Sekitar 250 juta tahun yang lalu, hanya ada superkontinen yang dinamakan Pangaea. Kemudian 50 juta tahun kemudian, sekitar 200 juta tahun yang lalu, Pangaea pecah menjadi dua superkontinen, Laurasia di sebelah utara dan Gondwana di sebelah selatan.

Kemudian 135 juta tahun yang lalu, Laurasia bergerak dan pecah menjadi tiga yaitu Benua Amerika Utara, Benua Eropa dan Benua Asia. Sedangkan Gondwana pecah menjadi Benua Afrika, Benua Antarktika, Benua Australia dan Benua Amerika Selatan.

Sekitar 65 juta tahun yang lalu (saat terjadi kepunahan massal Dinosaurus), susunan dan posisi benua secara perlahan berangsur-angsur mirip seperti yang ada saat ini. Ditambah dengan berpisahnya Anak Benua India dari Antarktika dan Benua Australia bergerak relatif ke arah ekuator. Anak Benua India tersebut kemudian menabrak Benua Asia dan karena dua-duanya tidak ada yang mau mengalah, maka dua-duanya saling berlomba menjulang ke atas membentuk Pegunungan Himalaya, pegunungan tertinggi di dunia.

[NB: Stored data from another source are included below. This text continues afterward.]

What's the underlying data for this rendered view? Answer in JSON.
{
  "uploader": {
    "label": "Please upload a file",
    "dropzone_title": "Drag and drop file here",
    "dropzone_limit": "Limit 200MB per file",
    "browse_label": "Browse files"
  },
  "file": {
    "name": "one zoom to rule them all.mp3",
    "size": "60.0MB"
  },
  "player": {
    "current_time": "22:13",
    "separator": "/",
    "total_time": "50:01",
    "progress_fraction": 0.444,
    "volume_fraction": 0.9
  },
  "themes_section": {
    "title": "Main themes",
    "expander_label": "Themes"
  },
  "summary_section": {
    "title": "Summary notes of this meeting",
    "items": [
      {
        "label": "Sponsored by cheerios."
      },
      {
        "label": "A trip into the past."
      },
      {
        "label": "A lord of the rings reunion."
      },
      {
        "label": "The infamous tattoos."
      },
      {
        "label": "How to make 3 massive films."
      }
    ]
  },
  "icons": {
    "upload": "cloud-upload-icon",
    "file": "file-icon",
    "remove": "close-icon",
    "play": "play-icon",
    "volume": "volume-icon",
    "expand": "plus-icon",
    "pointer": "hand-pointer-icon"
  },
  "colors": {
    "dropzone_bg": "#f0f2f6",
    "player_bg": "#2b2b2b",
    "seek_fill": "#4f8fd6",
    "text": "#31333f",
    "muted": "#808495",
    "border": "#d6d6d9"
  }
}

Lho, koq gak ada yang mau ngalah ya ?

Yaa…karena dua-duanya merupakan kerak benua. Sifatnya sama-sama rigid, sama-sama berkomposisi felsik (Si-Al) dan tentunya densitasnya relatif sama. Jadi tidak ada yang mau nyungsep ke bawah seperti proses penunjaman di Palung Jawa. Lihat postingan sebelumnya di Animasi Mekanisme Penunjaman Kerak Samudra.

Animasinya bisa dilihat pada video di bawah ini.

Uraian sejarah terbentuknya benua di atas tidaklah menunjukkan bahwa Pangaea merupakan superkontinen tertua dalam sejarah bumi. Umur bumi sendiri sekitar 4.6 milyar tahun. Sedangkan batuan tertua berumur 3.5 milyar tahun. Tentunya ada sejarah superkontinen juga sebelum Pangaea. Hanya saja, merekonstruksi kejadian geologi pada masa yang sangat lampau, seperti Zaman Pra-Kambrium, sangatlah sulit. Data-data geologi lampau tersebut tentunya sudah tertutupi atau terganggu proses geologi yang datang kemudian. Sehingga periode sebelum Pangaea kebanyakan masih berupa hipotesa yang terbuka bagi banyak penafsiran.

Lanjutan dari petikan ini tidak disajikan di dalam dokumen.